Das Leben kann so schnell vorbei sein. Mach‘ das, was dir taugt, mach‘ das, wo du etwas bewegen kannst. Wenn du etwas gern machst, machst du es auch gut und wenn du etwas gut machst, verdienst du Geld. Der Lohnzettel als Trost interessiert mich zum Beispiel überhaupt nicht.

"Es wurde auch kein Spieler verpflichtet, mit dem ich nicht von Angesicht zu Angesicht gesprochen habe. Ich will die Emotionen auf der anderen Seite sehen. Es ist kein Monolog. Der Mensch ist wichtig. Das sind alles Fußball-Profis, aber in erster Linie Menschen und oft sehr junge Menschen. Sie kommen in ein Rad hinein, das sie oft überfordert. Per Mertesacker hat darüber zuletzt gesprochen."

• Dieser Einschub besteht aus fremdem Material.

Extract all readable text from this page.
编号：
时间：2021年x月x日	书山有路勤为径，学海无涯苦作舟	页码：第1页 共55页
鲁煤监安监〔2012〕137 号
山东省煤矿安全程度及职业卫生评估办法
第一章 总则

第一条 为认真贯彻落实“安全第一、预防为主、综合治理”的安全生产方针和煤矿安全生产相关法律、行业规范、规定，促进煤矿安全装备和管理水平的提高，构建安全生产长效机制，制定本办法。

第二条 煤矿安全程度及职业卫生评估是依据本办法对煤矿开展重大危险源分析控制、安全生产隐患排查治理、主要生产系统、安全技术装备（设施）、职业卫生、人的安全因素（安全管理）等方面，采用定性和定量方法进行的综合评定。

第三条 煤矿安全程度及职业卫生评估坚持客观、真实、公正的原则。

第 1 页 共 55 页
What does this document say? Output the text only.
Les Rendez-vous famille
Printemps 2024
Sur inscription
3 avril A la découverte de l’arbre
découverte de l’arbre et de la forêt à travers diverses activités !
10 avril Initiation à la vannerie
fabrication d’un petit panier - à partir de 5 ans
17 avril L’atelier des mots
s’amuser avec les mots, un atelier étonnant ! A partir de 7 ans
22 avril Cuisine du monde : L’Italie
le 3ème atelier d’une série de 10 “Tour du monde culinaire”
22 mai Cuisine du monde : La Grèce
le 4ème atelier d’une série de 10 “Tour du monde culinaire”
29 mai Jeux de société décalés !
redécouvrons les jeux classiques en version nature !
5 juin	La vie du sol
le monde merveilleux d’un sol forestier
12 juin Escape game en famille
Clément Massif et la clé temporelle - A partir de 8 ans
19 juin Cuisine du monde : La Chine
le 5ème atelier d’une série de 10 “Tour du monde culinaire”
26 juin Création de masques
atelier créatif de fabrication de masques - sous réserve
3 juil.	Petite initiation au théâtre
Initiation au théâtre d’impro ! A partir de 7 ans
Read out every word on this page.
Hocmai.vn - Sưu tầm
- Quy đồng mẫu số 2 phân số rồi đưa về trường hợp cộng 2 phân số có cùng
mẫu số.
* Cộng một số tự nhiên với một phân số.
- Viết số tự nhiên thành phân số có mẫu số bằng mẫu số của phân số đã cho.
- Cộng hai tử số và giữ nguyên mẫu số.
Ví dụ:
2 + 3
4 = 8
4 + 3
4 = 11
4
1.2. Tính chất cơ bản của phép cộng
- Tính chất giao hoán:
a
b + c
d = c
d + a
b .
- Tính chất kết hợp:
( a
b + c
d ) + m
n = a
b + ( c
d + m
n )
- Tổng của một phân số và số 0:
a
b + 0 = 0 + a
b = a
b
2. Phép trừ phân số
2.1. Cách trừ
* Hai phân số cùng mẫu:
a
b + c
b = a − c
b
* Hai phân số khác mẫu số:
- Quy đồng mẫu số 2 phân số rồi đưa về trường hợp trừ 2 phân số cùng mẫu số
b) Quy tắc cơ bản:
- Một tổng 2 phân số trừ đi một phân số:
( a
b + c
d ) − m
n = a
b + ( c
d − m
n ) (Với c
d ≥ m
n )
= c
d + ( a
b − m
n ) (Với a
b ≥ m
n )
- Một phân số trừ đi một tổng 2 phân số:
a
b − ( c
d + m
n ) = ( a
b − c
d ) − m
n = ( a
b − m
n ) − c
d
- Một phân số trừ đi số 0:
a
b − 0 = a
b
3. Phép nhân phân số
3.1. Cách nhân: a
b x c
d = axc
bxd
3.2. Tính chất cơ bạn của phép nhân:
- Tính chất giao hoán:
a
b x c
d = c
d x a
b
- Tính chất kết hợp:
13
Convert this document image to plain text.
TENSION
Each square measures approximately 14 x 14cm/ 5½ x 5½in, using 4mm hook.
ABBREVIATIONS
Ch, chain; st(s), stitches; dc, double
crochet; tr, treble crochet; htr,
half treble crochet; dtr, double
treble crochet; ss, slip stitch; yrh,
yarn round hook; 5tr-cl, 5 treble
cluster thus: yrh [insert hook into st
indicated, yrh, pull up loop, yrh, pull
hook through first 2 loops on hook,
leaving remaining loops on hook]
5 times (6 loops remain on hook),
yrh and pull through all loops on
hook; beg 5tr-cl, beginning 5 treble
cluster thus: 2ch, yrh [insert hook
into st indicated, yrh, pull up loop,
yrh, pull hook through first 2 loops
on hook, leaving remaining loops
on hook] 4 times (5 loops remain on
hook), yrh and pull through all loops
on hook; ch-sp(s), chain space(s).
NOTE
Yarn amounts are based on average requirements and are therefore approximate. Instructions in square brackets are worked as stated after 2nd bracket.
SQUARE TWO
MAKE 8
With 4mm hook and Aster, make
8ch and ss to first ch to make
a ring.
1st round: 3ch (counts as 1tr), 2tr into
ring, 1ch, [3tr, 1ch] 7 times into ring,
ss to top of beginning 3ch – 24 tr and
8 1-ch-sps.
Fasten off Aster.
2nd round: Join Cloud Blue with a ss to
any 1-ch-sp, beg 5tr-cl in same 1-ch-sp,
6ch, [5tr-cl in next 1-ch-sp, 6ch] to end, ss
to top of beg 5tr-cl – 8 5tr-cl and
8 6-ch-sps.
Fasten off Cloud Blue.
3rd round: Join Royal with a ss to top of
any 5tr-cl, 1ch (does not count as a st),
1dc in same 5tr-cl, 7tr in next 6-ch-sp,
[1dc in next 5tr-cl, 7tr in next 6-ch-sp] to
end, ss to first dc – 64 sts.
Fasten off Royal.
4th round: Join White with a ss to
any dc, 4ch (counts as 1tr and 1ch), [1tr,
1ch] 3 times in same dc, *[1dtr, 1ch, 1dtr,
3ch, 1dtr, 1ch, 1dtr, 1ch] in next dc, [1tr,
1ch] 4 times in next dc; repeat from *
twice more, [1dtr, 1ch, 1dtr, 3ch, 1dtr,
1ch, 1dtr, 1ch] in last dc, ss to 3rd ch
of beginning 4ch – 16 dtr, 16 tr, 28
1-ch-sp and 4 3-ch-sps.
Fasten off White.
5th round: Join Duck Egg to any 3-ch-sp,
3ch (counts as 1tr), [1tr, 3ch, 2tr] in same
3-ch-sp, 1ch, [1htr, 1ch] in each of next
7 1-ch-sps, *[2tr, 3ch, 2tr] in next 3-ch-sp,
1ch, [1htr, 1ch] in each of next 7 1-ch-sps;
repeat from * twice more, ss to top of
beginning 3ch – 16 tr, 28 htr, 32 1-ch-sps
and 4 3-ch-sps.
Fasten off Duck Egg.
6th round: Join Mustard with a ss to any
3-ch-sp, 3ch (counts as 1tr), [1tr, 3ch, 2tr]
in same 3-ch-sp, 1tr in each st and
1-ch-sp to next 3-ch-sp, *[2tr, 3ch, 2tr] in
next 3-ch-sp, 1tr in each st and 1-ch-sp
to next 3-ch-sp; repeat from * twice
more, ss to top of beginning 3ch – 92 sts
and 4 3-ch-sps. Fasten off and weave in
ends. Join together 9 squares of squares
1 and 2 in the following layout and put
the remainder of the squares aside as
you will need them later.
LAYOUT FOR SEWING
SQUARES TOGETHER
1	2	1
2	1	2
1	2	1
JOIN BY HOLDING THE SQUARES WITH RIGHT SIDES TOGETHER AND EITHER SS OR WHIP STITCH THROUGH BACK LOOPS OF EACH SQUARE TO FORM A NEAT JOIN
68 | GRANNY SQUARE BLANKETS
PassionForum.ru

Mit dem 17-jährigen Akademie-Torhüter spreche Glasner genauso wie mit dem 60-fachen Teamspieler Emanuel Pogatetz. "Jeder Spieler will gesehen werden, jeder sucht nach Anerkennung. Ich mache mir permanent Gedanken, was einem Spieler helfen könnte." Selbst sucht er auch Hilfe.

Sein Auftreten beschreibt Glasner selbst als emotional. Ganz aus seiner Haut könne er eben auch nicht. "Ich bin alles andere als fehlerfrei", so der Coach, der sich seit Jahren beraten lässt.

Selber Ratgeber wie Peter Stöger

Werner Zöchling heißt der Ratgeber an seiner Seite. Der 67-jährige Steyrer und studierte Soziologe ist Teamentwickler und Berater – unter anderem nimmt auch Peter Stöger dessen Hilfe in Anspruch. "Ich kenne Werner seit 20 Jahren, er hat mich als Spieler im Bereich Persönlichkeitsentwicklung begleitet und unterstützt mich auch jetzt, sagt Glasner, der sich viel mit dem Steyrer austauscht.

Dann wird etwa auch Glasners Auftreten an der Seitenlinie analysiert. Selbst beobachtet er gerne mal auch andere Trainer in ganz anderen Sphären und nimmt sich das eine oder andere für sich mit.

"Mir ist einmal bei einem Champions-League-Halbfinale aufgefallen, wie Jose Mourinho bei einer schlechten Aktion sehr positiv war. Da gab es einen Fehlpass und er applaudierte. Bei einer guten Aktion war es umgekehrt. Darauf schaue ich, das probiere ich aus. Aber es muss auch zu mir passen."

Und es muss Spaß machen. Das war Glasner bis zu einem sommerlichen Tag in Kopenhagen im Jahr 2011 nicht immer glasklar. Auf schmerzvolle Weise wurden ihm damals die Augen geöffnet.

"Das Leben kann so schnell vorbei sein. Mach‘ das, was dir taugt, mach‘ das, wo du etwas bewegen kannst. Wenn du etwas gern machst, machst du es auch gut und wenn du etwas gut machst, verdienst du Geld. Der Lohnzettel als Trost interessiert mich zum Beispiel überhaupt nicht. Ich fahre jeden Tag gerne hier her, mache mir jeden Tag gerne Gedanken darüber. Das war nicht immer so, weil alles selbstverständlich war. Mir macht das Spaß, es ist lässig – aber es ist längst nicht alles."